Children are already missing one parent at every moment, if a parent can’t be present for every occasion, joyous and miserable, why only bring the memory into already fretful conversations? However on the other side of the coin, I’m always appreciative when people bring up my father in a positive way. At my younger sister’s college graduation I was touched when family members said how proud my dad would have been of her, because it affirms all of the wonderful ways he was a tremendous gift and influence on our lives, rather than solely focusing on his absence.
I’ve often heard that after a huge loss, those grieving should try to not make any big decisions or changes in their lives for at least a year. This is wonderful advice for adults, to not sell the house or run off to Vegas, but virtually impossible for teens or young adults. In the year following my father’s death I moved twice, stopped speaking to virtually all of my long-time best friends, and decided to transfer to a college across the country. While many of these changes were a natural part of becoming an adult, I wish that I had known then how much I was not really myself during that period.

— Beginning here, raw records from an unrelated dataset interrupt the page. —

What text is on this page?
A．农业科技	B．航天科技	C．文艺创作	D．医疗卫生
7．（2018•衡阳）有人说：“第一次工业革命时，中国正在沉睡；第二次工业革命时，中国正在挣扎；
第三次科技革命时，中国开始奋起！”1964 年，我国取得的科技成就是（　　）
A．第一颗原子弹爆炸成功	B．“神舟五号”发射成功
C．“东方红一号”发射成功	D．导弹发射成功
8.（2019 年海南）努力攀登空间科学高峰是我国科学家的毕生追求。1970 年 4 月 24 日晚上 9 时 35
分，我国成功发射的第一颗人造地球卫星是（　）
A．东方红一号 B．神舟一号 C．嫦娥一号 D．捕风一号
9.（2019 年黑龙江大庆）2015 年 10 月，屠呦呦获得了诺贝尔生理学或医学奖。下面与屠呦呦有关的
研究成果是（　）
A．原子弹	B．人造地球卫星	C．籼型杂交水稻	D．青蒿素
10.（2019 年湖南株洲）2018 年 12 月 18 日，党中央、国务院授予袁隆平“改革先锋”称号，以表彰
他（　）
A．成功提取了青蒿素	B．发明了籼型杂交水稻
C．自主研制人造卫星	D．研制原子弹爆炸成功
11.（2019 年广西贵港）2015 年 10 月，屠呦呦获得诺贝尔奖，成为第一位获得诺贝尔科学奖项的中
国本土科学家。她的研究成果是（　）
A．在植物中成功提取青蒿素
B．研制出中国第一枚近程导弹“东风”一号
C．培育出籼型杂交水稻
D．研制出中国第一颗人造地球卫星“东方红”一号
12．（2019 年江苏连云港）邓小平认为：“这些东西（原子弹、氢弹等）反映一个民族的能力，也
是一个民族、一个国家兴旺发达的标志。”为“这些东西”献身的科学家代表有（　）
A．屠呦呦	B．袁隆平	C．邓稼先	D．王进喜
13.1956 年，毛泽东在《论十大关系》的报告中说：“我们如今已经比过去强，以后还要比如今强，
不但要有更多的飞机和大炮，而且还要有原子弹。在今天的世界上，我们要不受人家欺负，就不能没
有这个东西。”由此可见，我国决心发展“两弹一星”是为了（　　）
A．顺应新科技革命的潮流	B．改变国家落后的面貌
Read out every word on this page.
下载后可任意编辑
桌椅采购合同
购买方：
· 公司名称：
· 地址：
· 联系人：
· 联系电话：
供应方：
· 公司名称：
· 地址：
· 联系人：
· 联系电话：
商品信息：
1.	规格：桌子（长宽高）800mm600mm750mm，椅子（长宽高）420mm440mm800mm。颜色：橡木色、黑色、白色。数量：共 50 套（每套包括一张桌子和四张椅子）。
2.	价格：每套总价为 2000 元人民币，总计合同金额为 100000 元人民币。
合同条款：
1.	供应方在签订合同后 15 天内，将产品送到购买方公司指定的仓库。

People grieving should be given small business cards to act as an in-person answering machine, reading “I’m sorry, I’m not here right now, please come back in a year and I’ll try to be more pleasant,” more to remind oneself than to make excuses to other people. As normal as melodrama in relationships is to younger people, it is beyond even the most well-meaning friends’ comprehension the deep, enduring sadness that is grieving. We all know through receiving insensitive comments from the most mature adults that no one really understands until he or she has experienced a loss, but it would be tremendously helpful for a teacher, coach, or close family friend to explain to friends and classmates of a grieving child what has happened, and what a gift time and patience are to the bereaved.
Most importantly, remind the grieving child to be patient with him or herself, allow time to remember, and time to continue growing following a staggering loss. “Bereaved” originally meant “to be deprived,” and while we who have experienced a loss will always be deprived of our loved one, eventually the sense of being deprived of oneself will depart if we can first be compassionate with ourselves.